Wie sieht es in anderen europäischen Ländern aus? Die Vorzeigeländer in puncto Prophylaxe bilden schon seit den 1960er Jahren DHs aus (8). In Schweden arbeiten 6.869 DHs und 16.080 Zahnärzte und Zahnärztinnen, eine DH arbeitet also rein rechnerisch für 2,3 Zahnärzte und Zahnärztinnen (9).

In der Schweiz sind es 7.364 Zahnärzte und Zahnärztinnen und 2.600 DHs – eine Schweizer DH arbeitet also rechnerisch für 2,8 Zahnärzte und Zahnärztinnen (10).

In Italien wurde erst Ende 2019 ein Register zur Erfassung der Anzahl der arbeitenden Dentalhygieniker/innen eingeführt. Deshalb ist die erfasste Zahl von 5.900 DHs noch nicht vollständig. In Italien – so der Präsident des Italienischen Dentalhygieniker-Verbandes (AIDI) – sind 27 Studiengänge an insgesamt 32 Universitätszentren aktiv. Jedes Jahr beginnen 659 Erstsemester ihr Studium. Die Zahl der Zahnärztinnen und Zahnärzte in Italien liegt derzeit bei etwa 60.000 (11).

In Italien ist es üblich, dass Dentalhygieniker/innen eine eigene Praxis aufmachen oder als Freiberufler/innen mit eigener Steuernummer tätig sind (12).

Im PPI Berlin wurden bis zum März 2020 231 Dentalhygieniker/innen ausgebildet (13).

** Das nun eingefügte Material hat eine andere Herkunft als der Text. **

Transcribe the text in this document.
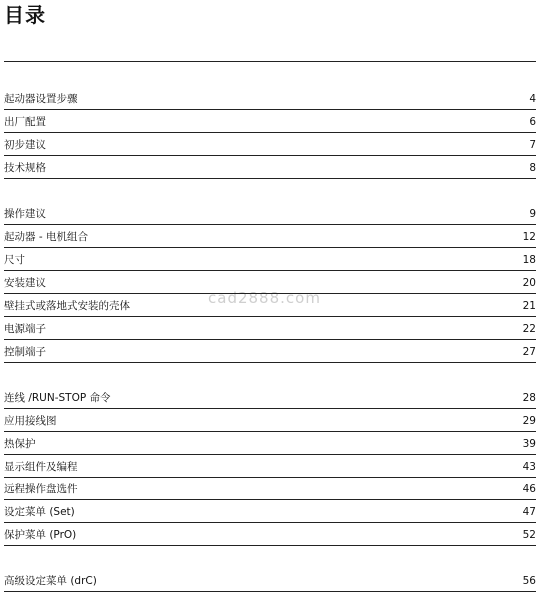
目录
cad2888.com
起动器设置步骤	4
出厂配置	6
初步建议	7
技术规格	8
操作建议	9
起动器 - 电机组合	12
尺寸	18
安装建议	20
壁挂式或落地式安装的壳体	21
电源端子	22
控制端子	27
连线 /RUN-STOP 命令	28
应用接线图	29
热保护	39
显示组件及编程	43
远程操作盘选件	46
设定菜单 (Set)	47
保护菜单 (PrO)	52
高级设定菜单 (drC)	56
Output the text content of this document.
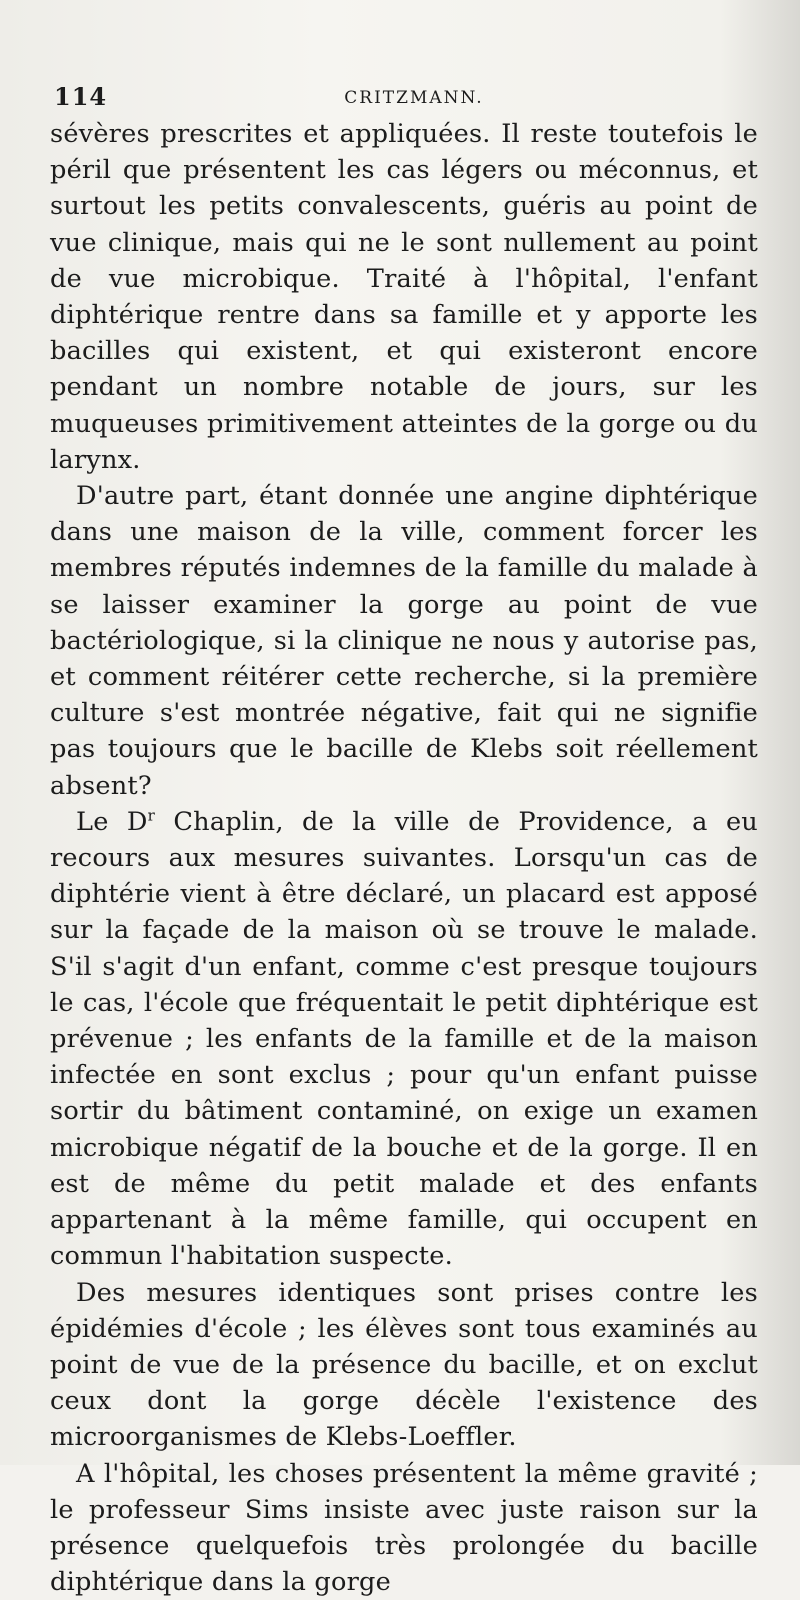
114	CRITZMANN.

sévères prescrites et appliquées. Il reste toutefois le péril que présentent les cas légers ou méconnus, et surtout les petits convalescents, guéris au point de vue clinique, mais qui ne le sont nullement au point de vue microbique. Traité à l'hôpital, l'enfant diphtérique rentre dans sa famille et y apporte les bacilles qui existent, et qui existeront encore pendant un nombre notable de jours, sur les muqueuses primitivement atteintes de la gorge ou du larynx.

D'autre part, étant donnée une angine diphtérique dans une maison de la ville, comment forcer les membres réputés indemnes de la famille du malade à se laisser examiner la gorge au point de vue bactériologique, si la clinique ne nous y autorise pas, et comment réitérer cette recherche, si la première culture s'est montrée négative, fait qui ne signifie pas toujours que le bacille de Klebs soit réellement absent?

Le $D^r$ Chaplin, de la ville de Providence, a eu recours aux mesures suivantes. Lorsqu'un cas de diphtérie vient à être déclaré, un placard est apposé sur la façade de la maison où se trouve le malade. S'il s'agit d'un enfant, comme c'est presque toujours le cas, l'école que fréquentait le petit diphtérique est prévenue ; les enfants de la famille et de la maison infectée en sont exclus ; pour qu'un enfant puisse sortir du bâtiment contaminé, on exige un examen microbique négatif de la bouche et de la gorge. Il en est de même du petit malade et des enfants appartenant à la même famille, qui occupent en commun l'habitation suspecte.

Des mesures identiques sont prises contre les épidémies d'école ; les élèves sont tous examinés au point de vue de la présence du bacille, et on exclut ceux dont la gorge décèle l'existence des microorganismes de Klebs-Loeffler.

A l'hôpital, les choses présentent la même gravité ; le professeur Sims insiste avec juste raison sur la présence quelquefois très prolongée du bacille diphtérique dans la gorge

Ein guter Anfang, wenn wir in Deutschland einen ausreichenden Standard haben wollen. Der Mittelwert zwischen der Schweiz und Schweden ergibt, dass rechnerisch ein/e Dentalhygieniker/in für 2,5 Zahnärzte und Zahnärztinnen arbeitet. Strebten wir diesen Wert an, müssten wir in Deutschland 29.036 Dentalhygieniker/innen haben:

Aufgaben und Ziele

Ein Kernproblem der Parodontitis ist die mangelnde Wahrnehmung durch den Patienten. Ähnlich wie beim Diabetes mellitus wird die Erkrankung nicht als destruktives Geschehen wahrgenommen. Erst, wenn gravierende Folgen und vielleicht auch Schmerzen auftreten, wird die Erkrankung als solche erkannt.

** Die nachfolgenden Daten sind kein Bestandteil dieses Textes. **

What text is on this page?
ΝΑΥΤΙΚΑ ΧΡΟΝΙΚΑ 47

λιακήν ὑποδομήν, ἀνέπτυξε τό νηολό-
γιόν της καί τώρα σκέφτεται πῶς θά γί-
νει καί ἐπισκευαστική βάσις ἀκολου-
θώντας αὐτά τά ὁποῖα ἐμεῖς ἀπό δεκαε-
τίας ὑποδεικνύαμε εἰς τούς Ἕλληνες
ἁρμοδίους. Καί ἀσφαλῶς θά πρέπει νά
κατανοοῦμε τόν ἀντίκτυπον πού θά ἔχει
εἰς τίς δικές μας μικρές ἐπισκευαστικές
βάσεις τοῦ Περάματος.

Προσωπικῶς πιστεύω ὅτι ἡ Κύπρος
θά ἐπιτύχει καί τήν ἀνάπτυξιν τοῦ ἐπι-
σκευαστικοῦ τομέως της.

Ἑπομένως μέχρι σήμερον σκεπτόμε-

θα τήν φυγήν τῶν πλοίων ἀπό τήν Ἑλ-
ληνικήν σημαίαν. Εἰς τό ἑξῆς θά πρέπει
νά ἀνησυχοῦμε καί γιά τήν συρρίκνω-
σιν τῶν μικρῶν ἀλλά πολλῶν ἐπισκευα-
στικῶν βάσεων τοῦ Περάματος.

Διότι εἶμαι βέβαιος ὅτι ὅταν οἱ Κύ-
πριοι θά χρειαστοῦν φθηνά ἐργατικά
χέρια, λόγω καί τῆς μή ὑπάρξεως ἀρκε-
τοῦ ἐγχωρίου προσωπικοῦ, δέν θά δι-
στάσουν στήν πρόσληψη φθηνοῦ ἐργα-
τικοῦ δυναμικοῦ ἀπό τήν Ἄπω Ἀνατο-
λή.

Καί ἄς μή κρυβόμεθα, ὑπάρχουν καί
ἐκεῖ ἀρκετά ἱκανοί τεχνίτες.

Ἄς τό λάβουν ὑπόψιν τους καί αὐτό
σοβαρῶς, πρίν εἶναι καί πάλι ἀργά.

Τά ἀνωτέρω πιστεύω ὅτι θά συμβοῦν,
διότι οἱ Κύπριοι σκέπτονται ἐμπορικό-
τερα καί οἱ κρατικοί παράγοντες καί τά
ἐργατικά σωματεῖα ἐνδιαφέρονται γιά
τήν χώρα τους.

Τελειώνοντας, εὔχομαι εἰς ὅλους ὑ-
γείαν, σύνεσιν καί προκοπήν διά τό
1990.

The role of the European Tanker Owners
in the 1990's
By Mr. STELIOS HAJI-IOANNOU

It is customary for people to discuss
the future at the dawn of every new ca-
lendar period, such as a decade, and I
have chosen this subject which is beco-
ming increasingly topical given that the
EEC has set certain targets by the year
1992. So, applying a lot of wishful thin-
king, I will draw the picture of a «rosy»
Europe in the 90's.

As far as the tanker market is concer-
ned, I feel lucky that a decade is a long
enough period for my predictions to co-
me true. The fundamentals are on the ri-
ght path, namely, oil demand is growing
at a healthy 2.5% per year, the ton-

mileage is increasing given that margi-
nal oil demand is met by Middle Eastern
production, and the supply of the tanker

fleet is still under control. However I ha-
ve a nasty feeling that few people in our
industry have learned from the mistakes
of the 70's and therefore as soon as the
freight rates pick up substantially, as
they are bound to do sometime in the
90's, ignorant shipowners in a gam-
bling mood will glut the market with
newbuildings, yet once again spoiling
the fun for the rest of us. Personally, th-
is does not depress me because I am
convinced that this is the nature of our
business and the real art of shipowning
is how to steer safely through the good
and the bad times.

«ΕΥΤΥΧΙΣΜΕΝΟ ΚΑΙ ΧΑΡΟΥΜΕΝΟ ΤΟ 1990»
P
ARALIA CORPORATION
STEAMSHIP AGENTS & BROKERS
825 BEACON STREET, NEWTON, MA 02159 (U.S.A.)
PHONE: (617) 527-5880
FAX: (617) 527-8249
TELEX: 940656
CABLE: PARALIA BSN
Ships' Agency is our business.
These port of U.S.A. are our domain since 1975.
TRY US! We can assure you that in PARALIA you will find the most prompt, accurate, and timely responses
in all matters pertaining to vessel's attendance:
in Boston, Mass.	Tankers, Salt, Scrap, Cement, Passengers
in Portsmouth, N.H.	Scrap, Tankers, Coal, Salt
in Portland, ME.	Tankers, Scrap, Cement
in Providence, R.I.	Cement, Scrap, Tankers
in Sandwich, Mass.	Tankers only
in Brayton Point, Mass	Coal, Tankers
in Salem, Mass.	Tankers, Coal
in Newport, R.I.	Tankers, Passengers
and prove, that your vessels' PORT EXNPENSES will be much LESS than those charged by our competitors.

Deshalb ist es so wichtig, dass Zahnärzte und Zahnärztinnen Präventionsprogramme in ihr Praxiskonzept aufnehmen und etablieren. Der PSI, der parodontale Screening Index, muss bei der Befundung mit aufgenommen werden.

Patienten erwarten zunehmend den Erhalt ihrer Zähne und die Ausschöpfung aller Therapiemöglichkeiten (14).

Die Prophylaxe als Schutzmaßnahme vor Zahn- und Zahnfleischerkrankungen und die Präventivmaßnahme UPT als Rezidivschutz müssen in den Leistungskatalog der Krankenkassen aufgenommen werden.

Zusätzlich bedarf es angestrengter Lobbyarbeit und Systemverbesserungen, um Dentalhygieniker/innen ihrer Arbeit und ihrer Qualifikation entsprechend zu honorieren.